Gericht: Landesarbeitsgericht München
Urteil verkündet am 11.03.2008
Aktenzeichen: 6 Sa 1023/07
Rechtsgebiete: MTV für das private Omnibusgewerbe, BGB


Vorschriften:

MTV für das private Omnibusgewerbe in Bayern
BGB § 133
Die Regelung in einem Sozialplan, "Arbeitnehmer, die gegen die Kündigung gemäß dem Interessenausgleich Kündigungsschutzklage erhoben oder sich in sonstiger Weise gegen die Kündigung ihres Arbeitsverhältnisses gewehrt haben, erhalten Leistungen nach diesem Sozialplan erst, wenn rechtskräftig feststeht, dass das Arbeitsverhältnis beendet ist", bestimmt die Fälligkeit des Abfindungsanspruchs; sie ist nicht lediglich eine Auszahlungsvorschrift.
LANDESARBEITSGERICHT MÜNCHEN IM NAMEN DES VOLKES URTEIL

6 Sa 1023/07

Verkündet am: 11. März 2008

In dem Rechtsstreit

hat die Sechste Kammer des Landesarbeitsgerichts München auf Grund der mündlichen Verhandlung vom 18. September 2007 durch den Vorsitzenden Richter am Landesarbeitsgericht Dr. Staudacher sowie die ehrenamtlichen Richter Herbst und Müller für Recht erkannt:

Tenor:

1. Die Berufung der Beklagten vom 15. November 2007 gegen das Endurteil des Arbeitsgerichts München vom 5. Oktober 2007 wird kostenpflichtig zurückgewiesen.

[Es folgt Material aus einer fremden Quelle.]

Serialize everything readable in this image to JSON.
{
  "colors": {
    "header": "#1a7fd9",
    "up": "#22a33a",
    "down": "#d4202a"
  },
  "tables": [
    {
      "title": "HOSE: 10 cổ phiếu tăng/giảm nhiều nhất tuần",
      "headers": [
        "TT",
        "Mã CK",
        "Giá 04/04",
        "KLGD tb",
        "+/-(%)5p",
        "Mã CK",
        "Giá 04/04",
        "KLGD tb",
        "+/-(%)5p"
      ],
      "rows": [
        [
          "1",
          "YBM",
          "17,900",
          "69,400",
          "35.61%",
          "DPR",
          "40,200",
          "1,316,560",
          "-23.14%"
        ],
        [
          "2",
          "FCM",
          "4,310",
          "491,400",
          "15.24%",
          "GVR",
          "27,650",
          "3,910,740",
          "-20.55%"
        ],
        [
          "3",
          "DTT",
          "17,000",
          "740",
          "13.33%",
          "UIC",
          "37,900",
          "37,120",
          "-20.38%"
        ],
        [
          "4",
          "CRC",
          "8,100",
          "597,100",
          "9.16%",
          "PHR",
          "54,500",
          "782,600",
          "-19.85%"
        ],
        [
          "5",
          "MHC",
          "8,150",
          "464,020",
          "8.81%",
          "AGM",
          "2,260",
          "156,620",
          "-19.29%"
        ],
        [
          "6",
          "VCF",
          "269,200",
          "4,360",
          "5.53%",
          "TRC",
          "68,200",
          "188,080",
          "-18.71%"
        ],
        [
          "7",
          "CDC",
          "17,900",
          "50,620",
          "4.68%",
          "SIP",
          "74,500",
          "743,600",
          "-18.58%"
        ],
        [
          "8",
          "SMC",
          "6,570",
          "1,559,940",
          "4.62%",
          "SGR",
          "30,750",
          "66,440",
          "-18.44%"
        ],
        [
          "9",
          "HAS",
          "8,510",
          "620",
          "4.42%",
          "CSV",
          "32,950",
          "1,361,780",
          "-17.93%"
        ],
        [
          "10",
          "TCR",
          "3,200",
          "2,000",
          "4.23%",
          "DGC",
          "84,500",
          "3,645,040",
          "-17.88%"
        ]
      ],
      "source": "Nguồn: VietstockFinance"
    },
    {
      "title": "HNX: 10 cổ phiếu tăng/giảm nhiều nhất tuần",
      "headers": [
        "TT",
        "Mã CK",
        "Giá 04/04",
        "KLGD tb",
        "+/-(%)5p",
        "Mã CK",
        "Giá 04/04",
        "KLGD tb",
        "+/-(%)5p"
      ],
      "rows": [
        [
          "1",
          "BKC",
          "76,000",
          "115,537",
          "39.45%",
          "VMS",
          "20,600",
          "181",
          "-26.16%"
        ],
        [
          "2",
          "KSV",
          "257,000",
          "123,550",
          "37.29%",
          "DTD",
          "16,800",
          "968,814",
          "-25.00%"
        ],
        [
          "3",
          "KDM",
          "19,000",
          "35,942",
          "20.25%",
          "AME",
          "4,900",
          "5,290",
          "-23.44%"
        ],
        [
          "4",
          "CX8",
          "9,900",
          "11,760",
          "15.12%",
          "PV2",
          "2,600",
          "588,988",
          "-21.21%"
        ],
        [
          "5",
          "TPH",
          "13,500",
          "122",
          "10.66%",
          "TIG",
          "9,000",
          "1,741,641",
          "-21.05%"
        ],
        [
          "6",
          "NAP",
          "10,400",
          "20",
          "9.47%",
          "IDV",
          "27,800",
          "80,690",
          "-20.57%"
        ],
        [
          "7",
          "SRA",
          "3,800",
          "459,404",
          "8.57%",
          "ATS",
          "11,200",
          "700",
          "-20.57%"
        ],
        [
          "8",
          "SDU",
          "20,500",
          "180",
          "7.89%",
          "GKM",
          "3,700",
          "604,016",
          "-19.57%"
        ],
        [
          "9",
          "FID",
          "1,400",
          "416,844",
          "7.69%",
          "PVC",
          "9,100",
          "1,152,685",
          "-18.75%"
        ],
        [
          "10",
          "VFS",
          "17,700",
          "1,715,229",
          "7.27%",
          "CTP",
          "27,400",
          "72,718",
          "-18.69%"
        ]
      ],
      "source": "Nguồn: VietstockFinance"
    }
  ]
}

2. Für die Beklagte wird die Revision zugelassen.

Tatbestand:

Die Parteien streiten über die Frage, ob die verlangte Sozialplanabfindung innerhalb der tarifvertraglichen Ausschlussfrist des anwendbaren Manteltarifvertrages für das private Omnibusgewerbe in Bayern geltend gemacht worden ist.

Die im Februar 1952 geborene Klägerin war auf der Grundlage eines schriftlichen Arbeitsvertrages (Blatt 54 bis 56 der Akte) seit 1. Juni 1996 bei der Beklagten, einem Busunternehmen, als Sachbearbeiterin im Bereich Buchhaltung und Verwaltung sowie Personal beschäftigt gewesen. Unter Ziff. 6 dieses Arbeitsvertrages findet man die Geltung des Manteltarifvertrages Nr. 5 des privaten Omnibusgewerbes in Bayern vom 6. Juni 1991 vereinbart. Zum 31. Dezember 2006 hatte die Beklagte, die damals circa 65 Mitarbeiter beschäftigte, der Klägerin im Zuge einer Umstrukturierung ordentlich gekündigt. In diesem Zusammenhang waren mit dem Betriebsrat jeweils unter dem 2. August 2006 ein Interessenausgleich mit Namensliste (Blatt 4 bis 9 der Akte) sowie ein Sozialplan (Blatt 10 bis 12 der Akte) vereinbart worden.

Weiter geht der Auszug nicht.